Okay, so that’s why playing from a lead sheet matters – you’re probably wondering now, how do you learn to do it?

There are two parts to learning to play from a lead sheet. Many musicians make the mistake of only focusing on the first, but you’ll get far better results if you do both together.

The first part is simply to practice playing from lead sheets. Get yourself a fake book. In jazz the “Real Books” are king. In other genres search for “fake books”, books which offer “lyrics, lead and chords” or which boast hundreds of songs in a single volume.

Then, set yourself a daily task of playing from the lead sheet. If you play a lead instrument such as lead guitar, trumpet, or sax, you’ll focus on playing the melody. If you play a chordal instrument such as piano or rhythm guitar, play through the chord symbols. If you play bass, naturally you’ll create a bassline based on the chords. And if you sing… well, you know what to do!

Begin by trying to sight-read the song straight off. Then, find a recording. You may or may not know the song already, but either way listen to a recording and then try your performance again, imitating the style you just heard. If possible, find a different recording and try adapting your performance to reflect how that one was played. A big part of playing from a lead sheet is creating the musical style from scratch in the way you interpret the skeleton score.

The important part of practicing lead sheets is to move on quickly. You aren’t aiming to master each song, but rather to get better at quickly reaching a “good enough” version of a song you’re seeing for the first time. So tomorrow, try a new one. Do feel free to return to previous ones in due course, it can be fun to build up your repertoire in this way, but the key thing is to keep practicing new lead sheets.

The second part of learning to play from lead sheets is what will accelerate your progress. That is to practice the core listening skills which enable you to go from the barebones notation of a lead sheet into a full and expressive musical performance.

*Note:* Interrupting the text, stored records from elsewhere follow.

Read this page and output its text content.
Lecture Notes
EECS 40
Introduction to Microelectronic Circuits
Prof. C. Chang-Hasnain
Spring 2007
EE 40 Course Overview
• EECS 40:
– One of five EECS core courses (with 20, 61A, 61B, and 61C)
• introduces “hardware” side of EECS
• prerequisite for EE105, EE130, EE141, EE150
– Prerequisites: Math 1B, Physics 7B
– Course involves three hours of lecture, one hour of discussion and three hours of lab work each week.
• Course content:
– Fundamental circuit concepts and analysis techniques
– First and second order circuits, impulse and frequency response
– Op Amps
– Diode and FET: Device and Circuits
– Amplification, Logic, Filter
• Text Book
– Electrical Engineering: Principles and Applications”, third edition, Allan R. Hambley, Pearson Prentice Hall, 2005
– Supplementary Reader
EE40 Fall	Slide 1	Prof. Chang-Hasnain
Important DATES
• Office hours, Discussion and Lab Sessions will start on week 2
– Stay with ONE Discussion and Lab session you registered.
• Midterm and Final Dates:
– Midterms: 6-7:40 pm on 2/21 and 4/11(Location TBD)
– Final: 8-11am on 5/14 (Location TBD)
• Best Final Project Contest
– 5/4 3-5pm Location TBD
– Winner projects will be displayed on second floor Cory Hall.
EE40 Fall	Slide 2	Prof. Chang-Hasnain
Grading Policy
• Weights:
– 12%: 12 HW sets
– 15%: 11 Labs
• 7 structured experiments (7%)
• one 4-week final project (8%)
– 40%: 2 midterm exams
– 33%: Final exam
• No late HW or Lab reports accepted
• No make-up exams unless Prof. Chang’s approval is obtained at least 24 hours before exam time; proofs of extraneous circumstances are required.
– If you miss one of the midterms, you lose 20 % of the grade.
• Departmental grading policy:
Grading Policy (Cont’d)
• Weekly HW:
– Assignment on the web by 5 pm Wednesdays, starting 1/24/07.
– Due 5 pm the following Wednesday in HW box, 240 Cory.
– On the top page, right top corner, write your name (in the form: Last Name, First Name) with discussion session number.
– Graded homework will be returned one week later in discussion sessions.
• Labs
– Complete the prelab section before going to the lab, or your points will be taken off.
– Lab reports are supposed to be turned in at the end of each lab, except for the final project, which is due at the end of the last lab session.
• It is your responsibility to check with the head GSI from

This is what we specialise in at Musical U where we have training modules to help you learn all those core listening skills.

Again, the details will depend on your instrument, but here are a few examples to give you the idea:

  • Developing your relative pitch and improvisation skills to let you interpret the melody and play a solo.
  • Learning about chord progressions so you can glance at a lead sheet and understand the chord symbols.
  • As a singer, learning solfa so that you can easily sight-read from the melody score of a lead sheet.
  • Doing rhythm ear training to understand how to interpret rhythm notation and create a swinging groove.

By working on each of the component skills that go into playing from a lead sheet, you can rapidly develop your musical instinct so that playing from a lead sheet seems easy and natural.

Being able to play from a lead sheet lets you easily play a song you’ve never heard before, or confidently join a group for a performance even if they’re playing tunes you don’t know.

That can be really handy, but it’s not actually the biggest benefit of learning to play from lead sheets.

Playing from a lead sheet truly matters because it’s the perfect test-bed for your musicality: Learning to play well from a lead sheet offers you the ideal opportunity to develop the “inner skills of music” you need to be a confident, capable, expressive musician.

You’ll learn to break free from note-by-note score reading and bring the music in your head out into the world.

You’ll learn to be versatile across genres and styles of music.

You’ll learn to be fearless when confronted with unfamiliar repertoire because you know you can spin your own great renditions, practically out of nowhere.

Whether or not you ever literally get handed a lead sheet and need to perform from it, learning to play from lead sheets is a superb way to develop your musicality. So grab yourself a “fake book” and get started!